10 August 2018

Ethiopia: Separatism - a Blessing or a Curse?

In recent times, separatist tendencies have been rising in different regions of the world.

From Spain, to the United Kingdom, to the European Union as a whole, to countries as diverse as Sri Lanka, Kenya or Ethiopia--ideas of separating from the country (or the union) and 'going it alone', have become rather more popular in the last years.

But why?

There must be reasons for this trend. And perhaps it is not a bad thing after all? Would creating a new state solve many of the problems in

these countries?

So, let us first briefly examine the reasons why some might think it is a good idea to have a state of their own.

Of course, one of the main reasons is often discontent. The people may feel that the government of their country is not doing enough for them,

marginalizing or discriminating them. On the other hand, they may feel that the country their region is currently part of, is a burden to them, and so, if they could separate from it, and manage their own affairs, they would do rather better economically.

Considering this, it is perhaps not surprising that some have argued that, in part at least, the government is usually also responsible for the rise of separatist tendencies in a country.

But, be that as it may. Is separatism a good thing and such

tendency should be welcomed, not feared or loathed?

Some say that it is understandable that there are ideas of separatism among certain ethnic groups in some societies.
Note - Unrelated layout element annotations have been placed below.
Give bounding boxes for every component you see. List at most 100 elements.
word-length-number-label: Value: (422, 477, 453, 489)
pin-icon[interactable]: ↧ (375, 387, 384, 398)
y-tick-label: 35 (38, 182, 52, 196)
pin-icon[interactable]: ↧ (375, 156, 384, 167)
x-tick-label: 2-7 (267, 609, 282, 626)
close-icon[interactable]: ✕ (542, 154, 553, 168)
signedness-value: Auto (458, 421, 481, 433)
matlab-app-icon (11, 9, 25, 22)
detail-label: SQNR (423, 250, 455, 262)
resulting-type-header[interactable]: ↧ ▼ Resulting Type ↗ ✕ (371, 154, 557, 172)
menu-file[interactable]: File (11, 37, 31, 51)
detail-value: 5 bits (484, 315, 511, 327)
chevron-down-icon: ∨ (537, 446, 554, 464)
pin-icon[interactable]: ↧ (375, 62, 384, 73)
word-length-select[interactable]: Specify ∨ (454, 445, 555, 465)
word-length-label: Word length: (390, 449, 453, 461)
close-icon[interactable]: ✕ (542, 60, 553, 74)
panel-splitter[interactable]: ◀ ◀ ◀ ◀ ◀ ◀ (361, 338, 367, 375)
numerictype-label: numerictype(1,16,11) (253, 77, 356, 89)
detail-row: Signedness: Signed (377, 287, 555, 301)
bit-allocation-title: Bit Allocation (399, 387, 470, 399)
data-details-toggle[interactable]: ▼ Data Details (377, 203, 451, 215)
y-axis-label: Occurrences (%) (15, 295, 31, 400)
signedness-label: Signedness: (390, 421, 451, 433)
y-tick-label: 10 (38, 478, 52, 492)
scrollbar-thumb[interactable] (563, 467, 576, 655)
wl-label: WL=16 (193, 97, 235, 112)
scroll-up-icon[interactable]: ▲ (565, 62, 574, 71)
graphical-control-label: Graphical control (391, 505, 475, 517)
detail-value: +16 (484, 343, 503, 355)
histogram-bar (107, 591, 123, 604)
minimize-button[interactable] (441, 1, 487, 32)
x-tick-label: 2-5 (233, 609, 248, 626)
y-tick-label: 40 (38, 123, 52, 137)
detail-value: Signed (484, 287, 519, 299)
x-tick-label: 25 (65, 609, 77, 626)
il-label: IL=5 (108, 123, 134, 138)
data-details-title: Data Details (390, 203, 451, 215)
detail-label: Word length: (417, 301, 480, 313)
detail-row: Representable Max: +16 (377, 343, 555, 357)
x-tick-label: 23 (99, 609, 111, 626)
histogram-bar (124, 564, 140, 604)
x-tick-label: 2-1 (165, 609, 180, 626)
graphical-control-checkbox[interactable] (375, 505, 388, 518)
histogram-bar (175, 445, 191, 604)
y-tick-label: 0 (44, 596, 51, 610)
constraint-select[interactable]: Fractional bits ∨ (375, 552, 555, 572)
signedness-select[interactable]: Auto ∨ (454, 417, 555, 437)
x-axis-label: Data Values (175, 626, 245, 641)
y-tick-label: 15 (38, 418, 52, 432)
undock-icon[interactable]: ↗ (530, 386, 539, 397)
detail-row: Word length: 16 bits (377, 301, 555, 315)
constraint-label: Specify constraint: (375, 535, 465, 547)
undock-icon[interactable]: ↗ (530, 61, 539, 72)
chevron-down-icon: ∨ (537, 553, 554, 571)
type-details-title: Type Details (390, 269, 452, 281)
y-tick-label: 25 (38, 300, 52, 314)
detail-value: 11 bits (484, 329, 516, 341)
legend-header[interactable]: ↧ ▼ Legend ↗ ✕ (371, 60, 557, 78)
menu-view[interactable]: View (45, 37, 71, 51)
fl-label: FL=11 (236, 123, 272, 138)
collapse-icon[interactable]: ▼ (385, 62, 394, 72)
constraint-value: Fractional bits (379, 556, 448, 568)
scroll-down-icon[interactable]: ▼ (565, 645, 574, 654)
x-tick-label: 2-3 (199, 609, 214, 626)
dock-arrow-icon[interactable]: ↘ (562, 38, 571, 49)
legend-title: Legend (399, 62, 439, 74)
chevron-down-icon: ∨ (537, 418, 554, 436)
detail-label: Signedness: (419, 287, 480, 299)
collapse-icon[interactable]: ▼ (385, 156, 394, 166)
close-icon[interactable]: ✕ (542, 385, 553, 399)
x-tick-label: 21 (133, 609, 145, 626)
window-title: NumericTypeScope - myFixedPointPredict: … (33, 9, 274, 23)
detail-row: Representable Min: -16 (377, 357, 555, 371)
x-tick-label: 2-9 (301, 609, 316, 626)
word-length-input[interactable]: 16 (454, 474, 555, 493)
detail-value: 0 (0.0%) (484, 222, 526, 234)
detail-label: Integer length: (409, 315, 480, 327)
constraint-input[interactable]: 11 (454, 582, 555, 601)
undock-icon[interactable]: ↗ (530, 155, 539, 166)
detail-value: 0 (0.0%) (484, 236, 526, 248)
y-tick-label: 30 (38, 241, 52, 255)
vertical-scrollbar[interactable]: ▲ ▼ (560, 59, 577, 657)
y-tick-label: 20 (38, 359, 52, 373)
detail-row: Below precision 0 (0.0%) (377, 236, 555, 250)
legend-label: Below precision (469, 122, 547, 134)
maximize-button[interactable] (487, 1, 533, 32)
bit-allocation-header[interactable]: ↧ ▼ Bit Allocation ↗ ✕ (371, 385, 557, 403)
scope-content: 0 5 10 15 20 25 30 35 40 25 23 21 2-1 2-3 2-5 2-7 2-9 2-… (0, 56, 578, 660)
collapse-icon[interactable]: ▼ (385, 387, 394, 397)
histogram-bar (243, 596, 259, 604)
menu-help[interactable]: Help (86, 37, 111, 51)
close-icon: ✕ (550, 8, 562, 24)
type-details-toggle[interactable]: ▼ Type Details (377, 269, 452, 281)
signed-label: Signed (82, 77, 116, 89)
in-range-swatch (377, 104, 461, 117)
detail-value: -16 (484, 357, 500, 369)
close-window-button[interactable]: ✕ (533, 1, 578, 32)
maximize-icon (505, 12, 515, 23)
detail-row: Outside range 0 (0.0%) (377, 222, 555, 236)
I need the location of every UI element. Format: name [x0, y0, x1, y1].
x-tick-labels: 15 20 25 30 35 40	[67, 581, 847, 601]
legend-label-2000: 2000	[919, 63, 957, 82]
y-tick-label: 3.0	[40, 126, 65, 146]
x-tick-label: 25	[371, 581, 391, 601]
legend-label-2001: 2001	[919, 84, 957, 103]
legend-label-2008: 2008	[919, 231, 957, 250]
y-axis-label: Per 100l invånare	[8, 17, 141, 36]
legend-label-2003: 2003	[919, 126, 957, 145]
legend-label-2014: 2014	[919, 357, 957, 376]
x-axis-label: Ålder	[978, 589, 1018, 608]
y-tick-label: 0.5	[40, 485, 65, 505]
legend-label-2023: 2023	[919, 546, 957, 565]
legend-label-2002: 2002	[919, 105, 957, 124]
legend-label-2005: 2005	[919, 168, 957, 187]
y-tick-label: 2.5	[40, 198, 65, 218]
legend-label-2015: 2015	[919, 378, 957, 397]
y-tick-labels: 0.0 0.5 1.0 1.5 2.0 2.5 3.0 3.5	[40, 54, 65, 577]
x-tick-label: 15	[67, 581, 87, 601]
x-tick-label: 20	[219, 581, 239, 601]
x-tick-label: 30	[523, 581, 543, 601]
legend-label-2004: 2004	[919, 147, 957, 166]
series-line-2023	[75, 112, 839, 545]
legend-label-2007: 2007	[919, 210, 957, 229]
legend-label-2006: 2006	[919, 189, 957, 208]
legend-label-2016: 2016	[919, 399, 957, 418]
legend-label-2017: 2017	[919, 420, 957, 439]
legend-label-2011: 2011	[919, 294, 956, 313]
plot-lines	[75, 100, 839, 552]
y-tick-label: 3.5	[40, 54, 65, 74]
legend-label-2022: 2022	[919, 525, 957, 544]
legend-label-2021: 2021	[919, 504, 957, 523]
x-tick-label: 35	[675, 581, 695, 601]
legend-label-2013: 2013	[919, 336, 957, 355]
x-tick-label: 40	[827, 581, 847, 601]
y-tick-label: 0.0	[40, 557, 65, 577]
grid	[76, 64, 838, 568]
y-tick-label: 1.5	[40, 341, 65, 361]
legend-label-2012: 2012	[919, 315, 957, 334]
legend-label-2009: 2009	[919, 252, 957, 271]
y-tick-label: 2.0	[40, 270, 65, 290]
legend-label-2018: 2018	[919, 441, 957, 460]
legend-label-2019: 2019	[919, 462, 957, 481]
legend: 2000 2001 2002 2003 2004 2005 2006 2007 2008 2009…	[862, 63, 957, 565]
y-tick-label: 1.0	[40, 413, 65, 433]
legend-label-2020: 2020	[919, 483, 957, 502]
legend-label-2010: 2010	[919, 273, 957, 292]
That may be so--everything has a cause.

But we have to understand the dangers of separatism. It can destroy a society.

Many wars and conflicts have, at least in part, been caused by separatist ideas. Whether--or to what extent--the 'ruling class' was responsible, or how and why these ideas gained popularity, is rather beside the point here. The fact is that they have resulted in war and conflict--throughout the history of the world.

But not only from history, can we learn the damage separatist ideas can do.

We can also look at current world affairs.

One of the most notable examples is Spain.

Many Catalans--a huge ethnic group with a lot of economic power--want to separate from Spain and have a state of their own. These ideas have become more and more popular in the last years. Many feel that they would do rather better if their prosperous region, that includes Barcelona, were to become an independent state. Whether they are right or not, depends, of course, on the view of the political analyst.

But that is beside the point. The fact is that now, the society has become quite unstable: unrests, protests, violence .... The society is being damaged.

Of course, there are countless other examples from history, including the formation of Eritrea or East Timor, or, more recently, the decision of the United Kingdom to leave the European Union.

We can see that, once these societal dynamics have developed too far, the ideas of separatism become too strong in the society, it cannot be stopped,

the separation has to be done, and that can result in chaos, war, civil war, a destroyed society.

It is not difficult to see that, if investigated closely, it is clear that separatism has not brought any society prosperity and peace--as the advocates like to claim--but, rather, war and conflict, or, at least, instability and economic uncertainty.

This means that every government should be extremely careful in handling separatist tendencies in the society.

Thus, it is understandable that, traditionally, governments have taken such tendencies very seriously.

Some have argued that, often, they are too heavy-handed, and that has, doubtless, sometimes been the case.

But, on the other hand, we must understand the gravity of the danger that separatism poses to a society.

Governments should be commended not criticizedfor taking it very seriously, and responding accordingly.